The law of total variance says these two distributions have exactly the same overall variance (which works out to 39). That’s surprising to me! I would intuitively expect the first graph to have higher variance because the wider Gaussians on the edges lead to more extreme values.

A discrete version

Let’s try to understand what’s happening by replacing these Gaussians with Bernoulli distributions 1 with the same means and variances. For example, a Gaussian with mean 2 and variance 9 becomes a coin flip where heads is 5 and tails is -1.

scenario 1 scenario 2
$$\mu_i$$ $$\sigma_i$$ samples $$\sigma_i$$ samples
-83-11, -51-9, -7
-21-3, -13-5, 1
211, 33-1, 5
835, 1117, 9

The variances of the two lists [-11, -5, -3, -1, 1, 3, 5, 11] and [-9, -7, -5, -1, 1, 5, 7, 9] are indeed both 39. Cool I guess? But it’s not really illuminating.

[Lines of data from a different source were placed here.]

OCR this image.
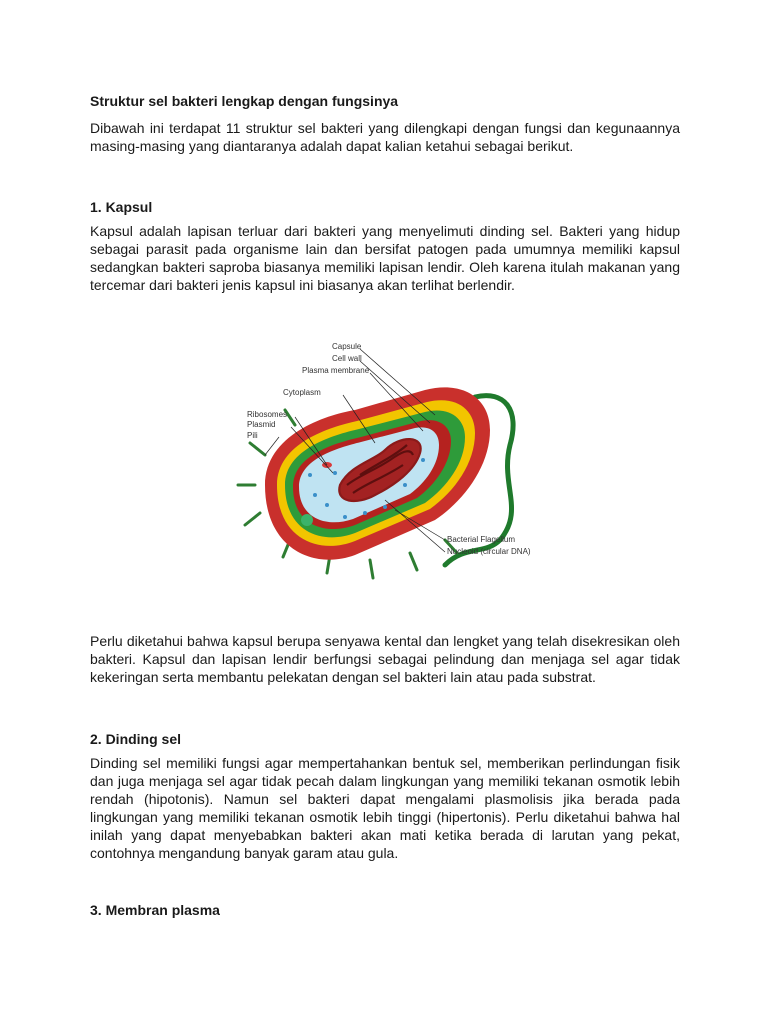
Struktur sel bakteri lengkap dengan fungsinya

Dibawah ini terdapat 11 struktur sel bakteri yang dilengkapi dengan fungsi dan kegunaannya masing-masing yang diantaranya adalah dapat kalian ketahui sebagai berikut.

1. Kapsul

Kapsul adalah lapisan terluar dari bakteri yang menyelimuti dinding sel. Bakteri yang hidup sebagai parasit pada organisme lain dan bersifat patogen pada umumnya memiliki kapsul sedangkan bakteri saproba biasanya memiliki lapisan lendir. Oleh karena itulah makanan yang tercemar dari bakteri jenis kapsul ini biasanya akan terlihat berlendir.

Capsule
Cell wall
Plasma membrane
Cytoplasm
Ribosomes
Plasmid
Pili
Bacterial Flagellum
Nucleoid (circular DNA)

Perlu diketahui bahwa kapsul berupa senyawa kental dan lengket yang telah disekresikan oleh bakteri. Kapsul dan lapisan lendir berfungsi sebagai pelindung dan menjaga sel agar tidak kekeringan serta membantu pelekatan dengan sel bakteri lain atau pada substrat.

2. Dinding sel

Dinding sel memiliki fungsi agar mempertahankan bentuk sel, memberikan perlindungan fisik dan juga menjaga sel agar tidak pecah dalam lingkungan yang memiliki tekanan osmotik lebih rendah (hipotonis). Namun sel bakteri dapat mengalami plasmolisis jika berada pada lingkungan yang memiliki tekanan osmotik lebih tinggi (hipertonis). Perlu diketahui bahwa hal inilah yang dapat menyebabkan bakteri akan mati ketika berada di larutan yang pekat, contohnya mengandung banyak garam atau gula.

3. Membran plasma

Instead let’s sic ✨algebra✨ on the problem. We’ll zoom in on one of these Bernoulli distributions which is a coin flip between \(\mu_i - \sigma_i\) and \(\mu_i + \sigma_i\). We can add up their contributions to the variance. (Here \(N=8\) is the total number of samples):

\[\frac{(\mu_i - \sigma_i)^2}{N} + \frac{(\mu_i + \sigma_i)^2}{N} = 2\frac{\mu_i^2 + \sigma_i^2}{N}\]

So on average, each sample contributes \(\frac{\mu_i^2 + \sigma_i^2}{N}\) to the total variance. That’s what the law of total variance says! It works, at least in this simple case.

OK so why does it actually work

\(\mathrm{Var}(X + Y) = \mathrm{Var}(X) + \mathrm{Var}(Y)\) if \(X\) and \(Y\) are uncorrelated. They don’t necessarily need to be independent (which is a stronger condition). You can see this from the more general formula

\[\mathrm{Var}(X + Y) = \mathrm{Var}(X) + \mathrm{Var}(Y) + 2\mathrm{Cov}(X, Y)\]

which works for all \(X\) and \(Y\). Here, once we pick \(X=\mu_i\), the distribution of \((Y \vert X = \mu_i) - \mu_i\) is zero-mean by definition, and so it’s uncorrelated with which \(\mu_i\) we chose.

  1. Technically two-point distributions, but eh.